生活保護の不正受給を今更騒ぐ気持ち悪さって何だろうか。

ぼくは芸人さんともそんなに付き合いないし、テレビ局の人間でもないから擁護する必要全くない上で言うけれども、生活保護の受給に正当も不正もないっていう風に思ってるんですよ。だって手続きが正当であればもらえるのだから、正当も不正も織り込み済みじゃないですか。それに、これって今更言うのもバカバカしいくらいだけど、利権でしょ。利権ってそういうものだし、同時に、利権には税金が使われるのは当然であって、そんなことは全く問題ではないと思うわけです。不正受給について問題があるとしたら、手続きで不正を発見できなかった行政側だけれども、それはまた別のお話で、今回は個人を叩いてでも今更問題を盛り上げようとする「気持ち悪さ」のこと。

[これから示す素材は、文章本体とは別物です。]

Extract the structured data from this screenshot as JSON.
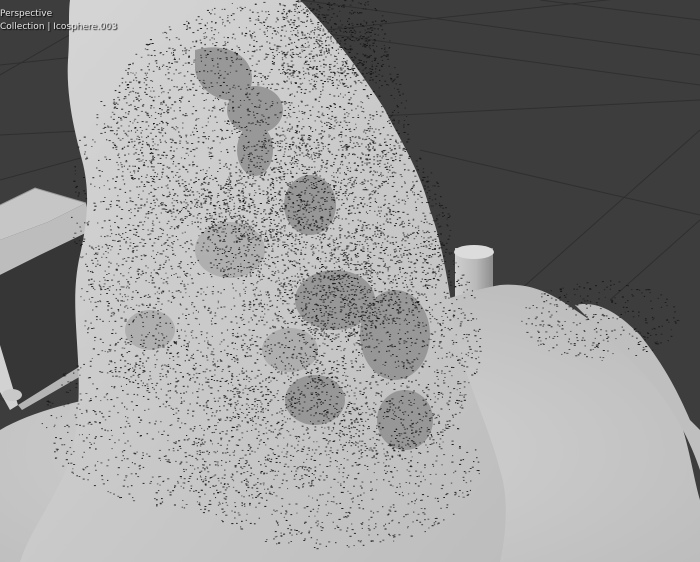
{
  "viewport": {
    "view_mode": "Perspective",
    "object_info": "Collection | Icosphere.003",
    "background_color": "#3d3d3d",
    "grid_color": "#2e2e2e",
    "mesh_color": "#c9c9c9",
    "shadow_color": "#8a8a8a",
    "particle_color": "#141414"
  }
}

そもそもお金というのは「ヤるかヤラれるか」の瀬戸際で奪い取っていくものだから、生活保護もその一環と捉えるなら、バレなきゃどう儲けたっていいだろうというような、ブラック所得の一つに過ぎないわけですが、不労所得ですから悪い話じゃないですよ。

もちろん、それを恥ずかしいと思うか思わないかという点で議論の余地はあるけれども、「良心」を一般化することはあまり意味がないと思うので(でなければ法律は要らない)もうちょっと別の角度から見ると、利用者がいる以上、色々な需要と供給がある。それが資本主義の大好きな市場原理じゃないですか。

実際、貧困ビジネスという言葉が流行ったとおり、生活保護向けのビジネスも発生しているわけです。もしこのビジネスから国へ多少なりとも還元されているのだとしたら、不正受給だろうが何だろうが「全く無駄」というわけではなくて、限りなくグレーだけれども立派な経済行為ということになります。

さて、生活保護予算が3兆円という規模なら、その市場を至極真っ当に成長させ、成熟させていった方が、不正受給を取り締まる経費や罰金額と比べて、よっぽどマシだと思う人がいてもおかしくないような、そんな気がしている今日この頃、そのためにはどうしたらいいかと考えてみると、まずは生活保護制度を改正してグレーをホワイトにするという「名目」が必要になるんじゃないかと思うわけです。この場合の「名目」は当然「世論」ですよね。「世論」を動かすのはマスコミで、マスコミを動かすのは「ニュース」で、「ニュース」には出演者が必要ですから、なんだかできすぎたシナリオですよね。予定調和は勧善懲悪だけにしてもらいたいものです。

生活保護はセーフティネットなどと言われたりしますが、資本主義の人間が経済弱者を本気で救おうと思いますかね。